Learning to Coarsen Graphs with Graph Neural Networks

25 Mar 2022 | graphs relational-learning graph-convolutions Suri, Karush

With the rise of large-scale graphs for relational learning, graph coarsening emerges as a computationally viable alternative. We revisit the principles that aim to improve data-driven graph coarsening with adjustable coarsened structures.

Graph Coarsening 101

TLDR- Coarsening methods group nearby nodes to a supernode while preserving their relational properties. Traditional approaches only aim at node assignment with limited weight adjustment and similarity assessment.

Graph coarsening relates to the process of preserving node properties of a graph by grouping them into similarity clusters. These similarity clusters form the new nodes of the coarsened graph and are hence termed as supernodes. Contrary to partitioning methods graph partitioning is the process of segregating a graph into its sub-graphs. which aim to extract information of local neighborhoods, coarsening aims to extract global representations of a graph. This implies that the coarsened graph must have all the node properties of the original graph preserved up to a certain level of accuracy.
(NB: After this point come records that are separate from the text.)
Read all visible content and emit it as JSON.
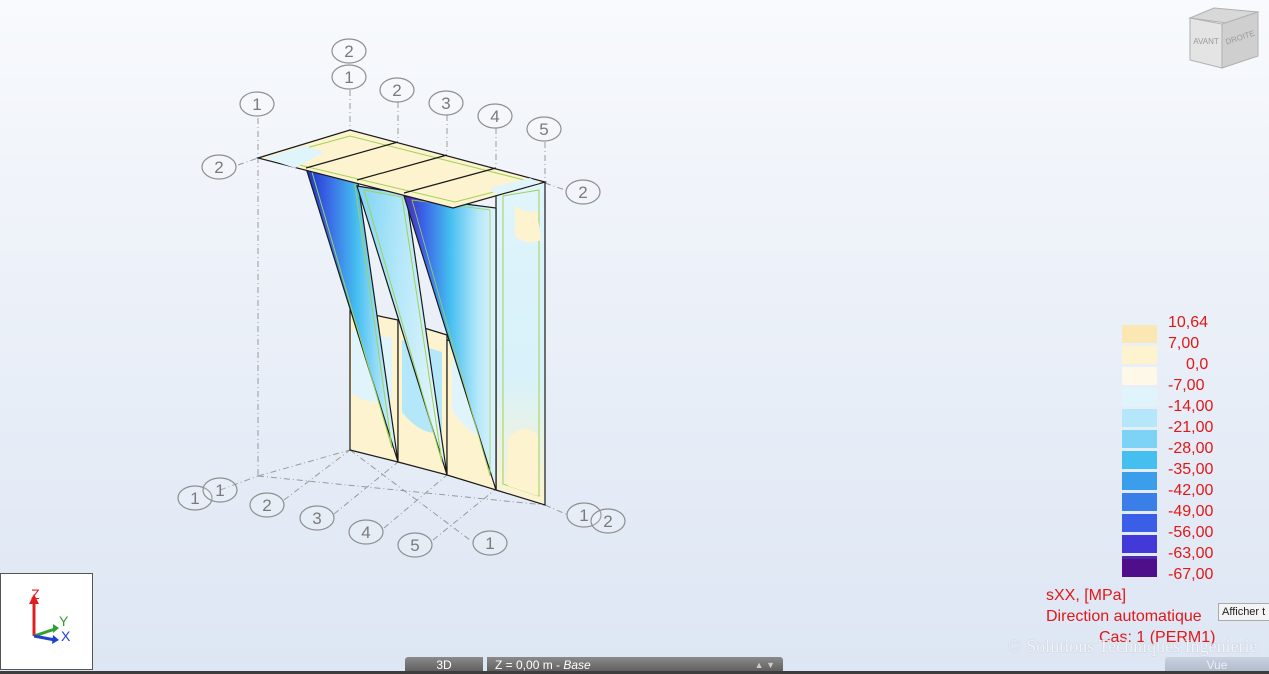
{
  "nav_cube": {
    "front_label": "AVANT",
    "right_label": "DROITE"
  },
  "grid_labels": {
    "top_row": [
      "2",
      "1",
      "1",
      "2",
      "3",
      "4",
      "5"
    ],
    "top_side": [
      "2",
      "2"
    ],
    "bottom_row": [
      "1",
      "1",
      "2",
      "3",
      "4",
      "5",
      "1"
    ],
    "bottom_side": [
      "1",
      "2"
    ]
  },
  "legend": {
    "entries": [
      {
        "label": "10,64",
        "color": "#fbe7b2"
      },
      {
        "label": "7,00",
        "color": "#fdf3cf"
      },
      {
        "label": "0,0",
        "color": "#fdf8e8"
      },
      {
        "label": "-7,00",
        "color": "#e0f4fb"
      },
      {
        "label": "-14,00",
        "color": "#b3e7f9"
      },
      {
        "label": "-21,00",
        "color": "#7dd3f5"
      },
      {
        "label": "-28,00",
        "color": "#45bef0"
      },
      {
        "label": "-35,00",
        "color": "#3a9eec"
      },
      {
        "label": "-42,00",
        "color": "#3a7ee8"
      },
      {
        "label": "-49,00",
        "color": "#3a5fe6"
      },
      {
        "label": "-56,00",
        "color": "#4338d8"
      },
      {
        "label": "-63,00",
        "color": "#4a2aaa"
      },
      {
        "label": "-67,00",
        "color": "#4f0f8a"
      }
    ]
  },
  "result_info": {
    "component": "sXX, [MPa]",
    "direction": "Direction automatique",
    "load_case": "Cas: 1 (PERM1)"
  },
  "tooltip": "Afficher t",
  "watermark": "© Solutions Techniques Ingenierie",
  "axes": {
    "z": "Z",
    "y": "Y",
    "x": "X"
  },
  "bottom_bar": {
    "view_button": "3D",
    "plane_value": "Z = 0,00 m - ",
    "plane_name": "Base",
    "arrows": "▲ ▼",
    "view_tab": "Vue"
  },
  "colors": {
    "legend_text": "#e01818",
    "outline": "#1a1a1a",
    "edge_highlight": "#9fd25a"
  }
}
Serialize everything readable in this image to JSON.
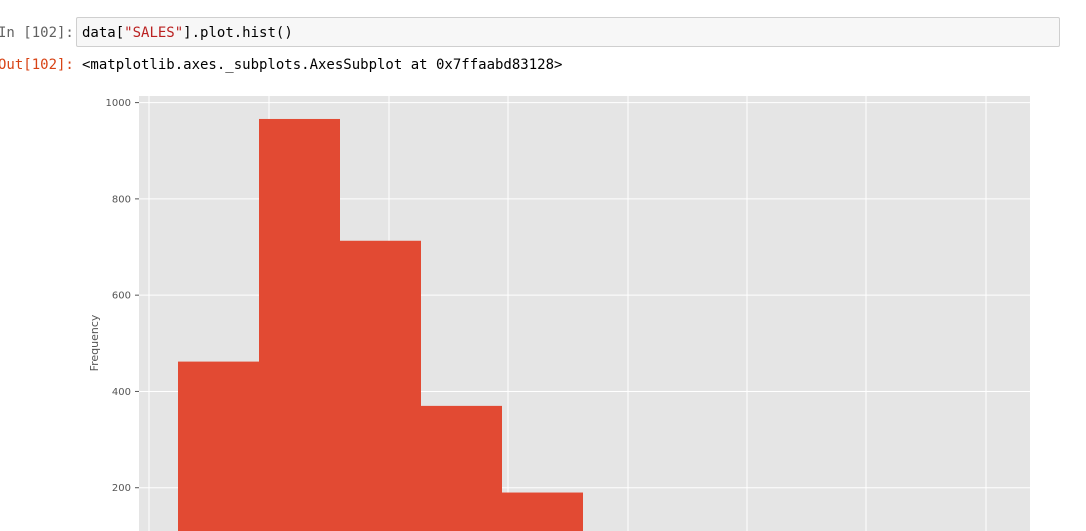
{
  "cell": {
    "in_prompt": "In [102]:",
    "code_prefix": "data[",
    "code_string": "\"SALES\"",
    "code_suffix": "].plot.hist()",
    "out_prompt": "Out[102]:",
    "output_text": "<matplotlib.axes._subplots.AxesSubplot at 0x7ffaabd83128>"
  },
  "colors": {
    "bar": "#e24a33",
    "plot_background": "#e5e5e5",
    "grid": "#ffffff",
    "tick_label": "#555555",
    "out_prompt": "#d84315",
    "code_string": "#ba2121"
  },
  "chart_data": {
    "type": "bar",
    "title": "",
    "xlabel": "",
    "ylabel": "Frequency",
    "ylim": [
      0,
      1000
    ],
    "yticks": [
      200,
      400,
      600,
      800,
      1000
    ],
    "grid": true,
    "style": "ggplot",
    "bin_index": [
      1,
      2,
      3,
      4,
      5
    ],
    "values": [
      462,
      966,
      713,
      370,
      190
    ]
  }
}
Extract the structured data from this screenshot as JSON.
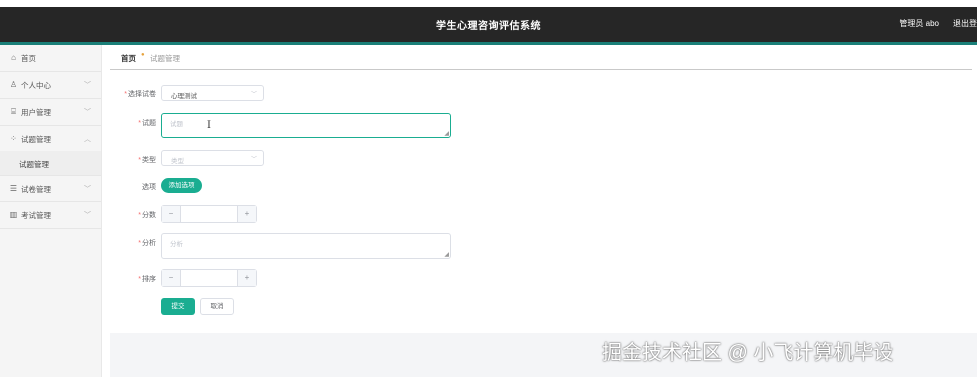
{
  "header": {
    "title": "学生心理咨询评估系统",
    "user_label": "管理员 abo",
    "logout_label": "退出登录"
  },
  "sidebar": {
    "items": [
      {
        "icon": "home-icon",
        "glyph": "⌂",
        "label": "首页",
        "has_chevron": false
      },
      {
        "icon": "user-icon",
        "glyph": "♙",
        "label": "个人中心",
        "has_chevron": true
      },
      {
        "icon": "bank-icon",
        "glyph": "⌸",
        "label": "用户管理",
        "has_chevron": true
      },
      {
        "icon": "grid-icon",
        "glyph": "⁘",
        "label": "试题管理",
        "has_chevron": true,
        "expanded": true
      },
      {
        "icon": "list-icon",
        "glyph": "☰",
        "label": "试卷管理",
        "has_chevron": true
      },
      {
        "icon": "chart-icon",
        "glyph": "▥",
        "label": "考试管理",
        "has_chevron": true
      }
    ],
    "active_subitem": "试题管理"
  },
  "breadcrumb": {
    "home": "首页",
    "current": "试题管理"
  },
  "form": {
    "paper": {
      "label": "选择试卷",
      "value": "心理测试"
    },
    "question": {
      "label": "试题",
      "placeholder": "试题"
    },
    "type": {
      "label": "类型",
      "placeholder": "类型"
    },
    "options": {
      "label": "选项",
      "add_button": "添加选项"
    },
    "score": {
      "label": "分数",
      "minus": "−",
      "plus": "+"
    },
    "analysis": {
      "label": "分析",
      "placeholder": "分析"
    },
    "order": {
      "label": "排序",
      "minus": "−",
      "plus": "+"
    },
    "submit_label": "提交",
    "cancel_label": "取消"
  },
  "watermark": "掘金技术社区 @ 小飞计算机毕设",
  "colors": {
    "topbar": "#262626",
    "accent": "#1a7f78",
    "primary_button": "#1aad91",
    "required_mark": "#f56c6c"
  }
}
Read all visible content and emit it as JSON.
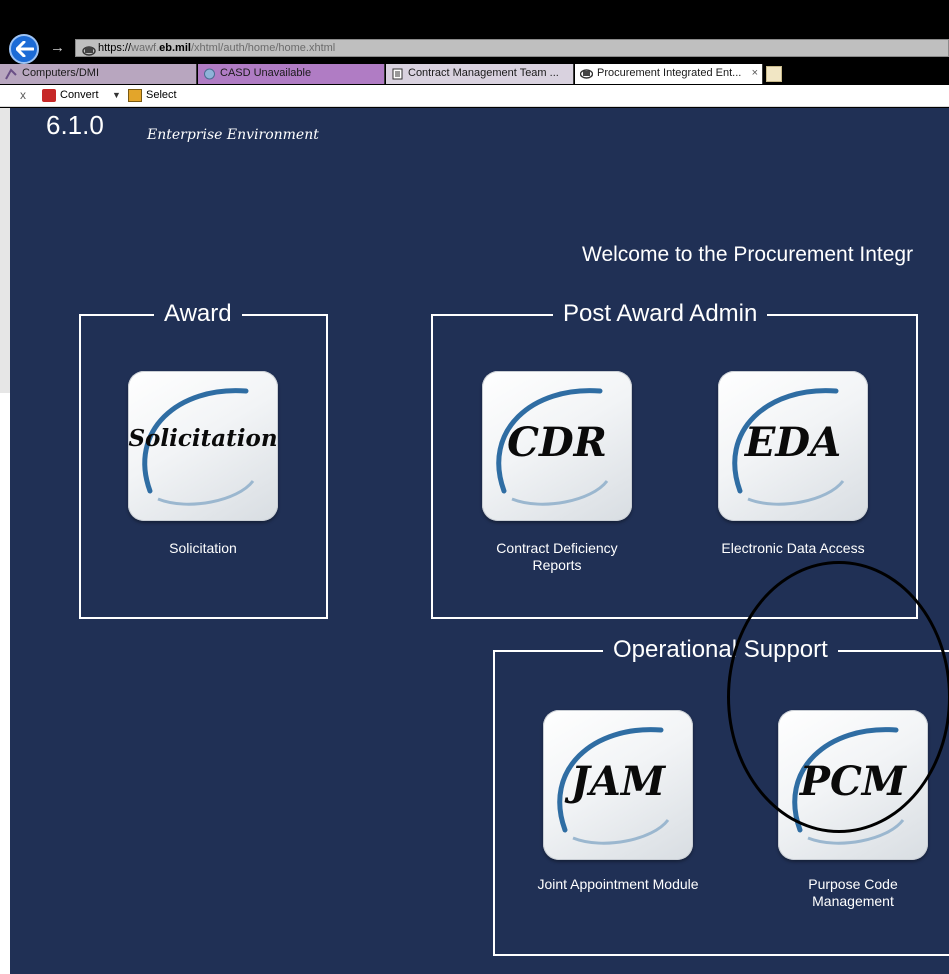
{
  "browser": {
    "url": {
      "scheme": "https://",
      "host_prefix": "wawf.",
      "host": "eb.mil",
      "path": "/xhtml/auth/home/home.xhtml"
    },
    "tabs": [
      {
        "label": "Computers/DMI"
      },
      {
        "label": "CASD Unavailable"
      },
      {
        "label": "Contract Management Team ..."
      },
      {
        "label": "Procurement Integrated Ent...",
        "active": true,
        "close": "×"
      }
    ],
    "command_bar": {
      "close": "x",
      "convert_label": "Convert",
      "caret": "▼",
      "select_label": "Select"
    }
  },
  "page": {
    "version": "6.1.0",
    "environment": "Enterprise Environment",
    "welcome": "Welcome to the Procurement Integr",
    "background_color": "#203055",
    "groups": {
      "award": {
        "title": "Award",
        "items": [
          {
            "tile_text": "Solicitation",
            "caption": "Solicitation"
          }
        ]
      },
      "post_award": {
        "title": "Post Award Admin",
        "items": [
          {
            "tile_text": "CDR",
            "caption": "Contract Deficiency Reports"
          },
          {
            "tile_text": "EDA",
            "caption": "Electronic Data Access"
          }
        ]
      },
      "operational": {
        "title": "Operational Support",
        "items": [
          {
            "tile_text": "JAM",
            "caption": "Joint Appointment Module"
          },
          {
            "tile_text": "PCM",
            "caption": "Purpose Code Management"
          }
        ]
      }
    }
  },
  "icons": {
    "back": "back-arrow-icon",
    "forward": "forward-arrow-icon",
    "page": "page-icon",
    "convert": "pdf-convert-icon",
    "select": "select-icon",
    "new_tab": "new-tab-icon"
  }
}
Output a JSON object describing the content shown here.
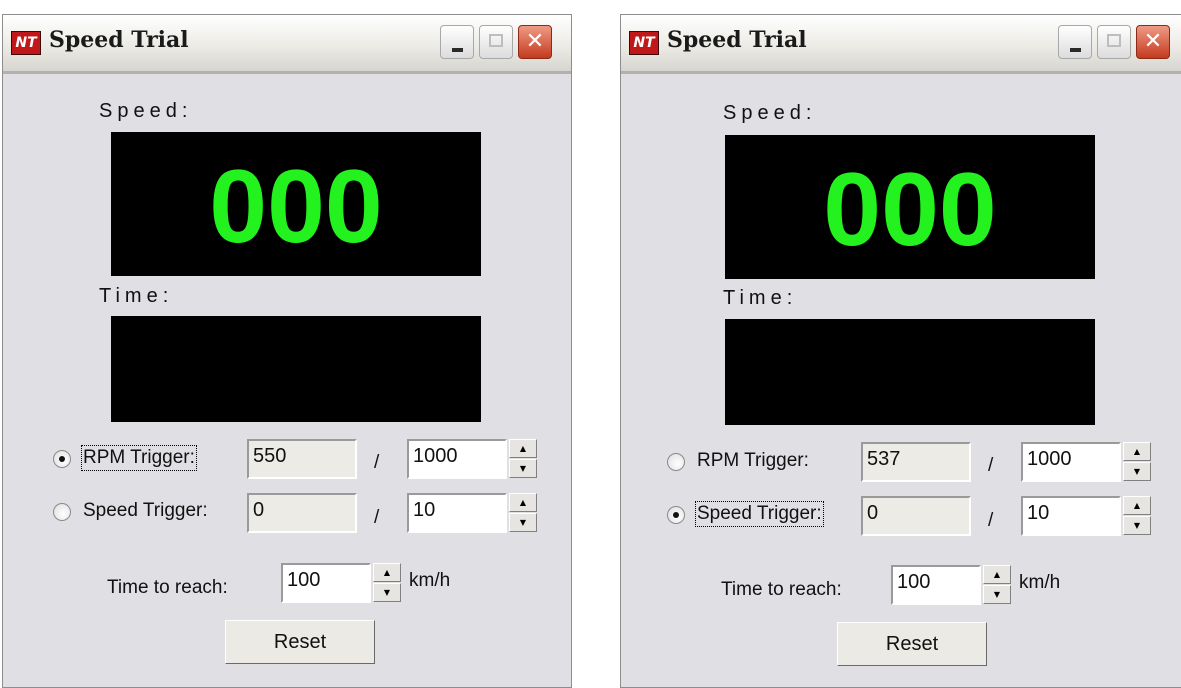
{
  "icons": {
    "logo": "app-logo-icon",
    "minimize": "minimize-icon",
    "maximize": "maximize-icon",
    "close": "close-icon"
  },
  "colors": {
    "display_bg": "#000000",
    "display_digits": "#23f21f",
    "window_bg": "#e0dfe3",
    "close_button": "#d14424"
  },
  "windows": [
    {
      "logo_text": "NT",
      "title": "Speed Trial",
      "speed_label": "Speed:",
      "speed_value": "000",
      "time_label": "Time:",
      "time_value": "",
      "rpm_trigger": {
        "label": "RPM Trigger:",
        "selected": true,
        "current": "550",
        "separator": "/",
        "target": "1000"
      },
      "speed_trigger": {
        "label": "Speed Trigger:",
        "selected": false,
        "current": "0",
        "separator": "/",
        "target": "10"
      },
      "time_to_reach": {
        "label": "Time to reach:",
        "value": "100",
        "unit": "km/h"
      },
      "reset_label": "Reset"
    },
    {
      "logo_text": "NT",
      "title": "Speed Trial",
      "speed_label": "Speed:",
      "speed_value": "000",
      "time_label": "Time:",
      "time_value": "",
      "rpm_trigger": {
        "label": "RPM Trigger:",
        "selected": false,
        "current": "537",
        "separator": "/",
        "target": "1000"
      },
      "speed_trigger": {
        "label": "Speed Trigger:",
        "selected": true,
        "current": "0",
        "separator": "/",
        "target": "10"
      },
      "time_to_reach": {
        "label": "Time to reach:",
        "value": "100",
        "unit": "km/h"
      },
      "reset_label": "Reset"
    }
  ]
}
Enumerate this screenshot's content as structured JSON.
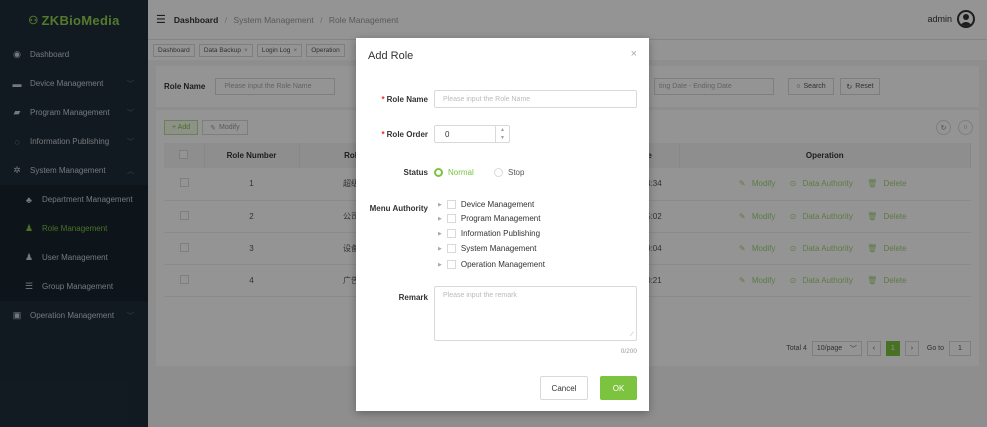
{
  "app": {
    "logo_mark": "⚇",
    "logo_text": "ZKBioMedia"
  },
  "sidebar": {
    "items": [
      {
        "label": "Dashboard",
        "icon": "dashboard-icon"
      },
      {
        "label": "Device Management",
        "icon": "device-icon"
      },
      {
        "label": "Program Management",
        "icon": "folder-icon"
      },
      {
        "label": "Information Publishing",
        "icon": "publish-icon"
      },
      {
        "label": "System Management",
        "icon": "gear-icon"
      },
      {
        "label": "Department Management",
        "icon": "org-icon"
      },
      {
        "label": "Role Management",
        "icon": "role-icon"
      },
      {
        "label": "User Management",
        "icon": "user-icon"
      },
      {
        "label": "Group Management",
        "icon": "list-icon"
      },
      {
        "label": "Operation Management",
        "icon": "operation-icon"
      }
    ]
  },
  "header": {
    "breadcrumb": [
      "Dashboard",
      "System Management",
      "Role Management"
    ],
    "user": "admin"
  },
  "tabs": [
    "Dashboard",
    "Data Backup",
    "Login Log",
    "Operation"
  ],
  "filter": {
    "role_name_label": "Role Name",
    "role_name_placeholder": "Please input the Role Name",
    "date_range": "ting Date - Ending Date",
    "search": "Search",
    "reset": "Reset"
  },
  "toolbar": {
    "add": "+ Add",
    "modify": "Modify"
  },
  "table": {
    "headers": [
      "Role Number",
      "Role Na",
      "Create Time",
      "Operation"
    ],
    "rows": [
      {
        "number": "1",
        "name": "超级管理",
        "time": "20-03-13 20:54:34"
      },
      {
        "number": "2",
        "name": "公司管理",
        "time": "20-08-03 10:55:02"
      },
      {
        "number": "3",
        "name": "设备维护",
        "time": "20-08-03 10:49:04"
      },
      {
        "number": "4",
        "name": "广告发布",
        "time": "20-08-03 10:50:21"
      }
    ],
    "ops": {
      "modify": "Modify",
      "data_authority": "Data Authority",
      "delete": "Delete"
    }
  },
  "pager": {
    "total": "Total 4",
    "page_size": "10/page",
    "current": "1",
    "goto_label": "Go to",
    "goto_value": "1"
  },
  "modal": {
    "title": "Add Role",
    "role_name_label": "Role Name",
    "role_name_placeholder": "Please input the Role Name",
    "role_order_label": "Role Order",
    "role_order_value": "0",
    "status_label": "Status",
    "status_normal": "Normal",
    "status_stop": "Stop",
    "menu_authority_label": "Menu Authority",
    "menu_items": [
      "Device Management",
      "Program Management",
      "Information Publishing",
      "System Management",
      "Operation Management"
    ],
    "remark_label": "Remark",
    "remark_placeholder": "Please input the remark",
    "remark_count": "0/200",
    "cancel": "Cancel",
    "ok": "OK"
  },
  "colors": {
    "accent": "#7cc33f",
    "sidebar_bg": "#1f2e3a",
    "required": "#f5222d"
  }
}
Modern coarsening approaches aim to retain the spectral properties between original and coarse graphs. This involves the usage of spectral approximations and probabilistic frameworks to link nodes between the two structures. Although helpful, learning node assignments often results in lost edge information within nodes. Edge weights, during coarsening, are held fixed proportional to the total weights of incident edges between two given nodes. This hinders one to learn the connectivity of coarsened graphs.

In addition to connectivity, a spectral analysis of the coarsened graph is difficult to obtain. Assessing properties of different graph structures requires information about each node. Coarse graph supernodes, however, are themselves compositions of high-granularity nodes. This prevents a direct comparison between original and coarse representations. Let's formalize this problem in detail.

$$G = (V,E)$$

$$\pi : V \rightarrow \hat{V}$$

$$L = D - W$$

assign nodes: $\checkmark$

compare structure: $\times$

adjust weights: $\times$

$$\hat{G} = (\hat{V},\hat{E})$$

$$\pi^{-1} : \hat{V} \rightarrow V$$

$$\hat{L} = \hat{D} - \hat{W}$$

The graph coarsening process (flip cards for details).

An original graph $G = (V,E)$ has $N = |V|$ nodes and standard Laplace operator Laplacians summarize spectral properties of graphs with symmetric and positive semi-definite structure. $L = D-W$ expressing the difference between the degree matrix $D$ and edge weight matrix $W$. The coarsened graph $\hat{G} = (\hat{V},\hat{E})$ has $n = |\hat{V}|$ nodes ($n < N$) and the Laplacian $\hat{L} = \hat{D}-\hat{W}$. $G$ and $\hat{G}$ are linked via the vertex map $\pi: V \rightarrow \hat{V}$ such that all nodes $\pi^{-1}(\hat{v}) \in V$ are mapped to the supernode $\hat{v}$. The vertex map is thus a surjective mapping from the original graph to coarse graph. Due to a diference in the number of nodes, the two graphs denote different structures and hence, the Laplacians $L$ and $\hat{L}$ are not directy comparable.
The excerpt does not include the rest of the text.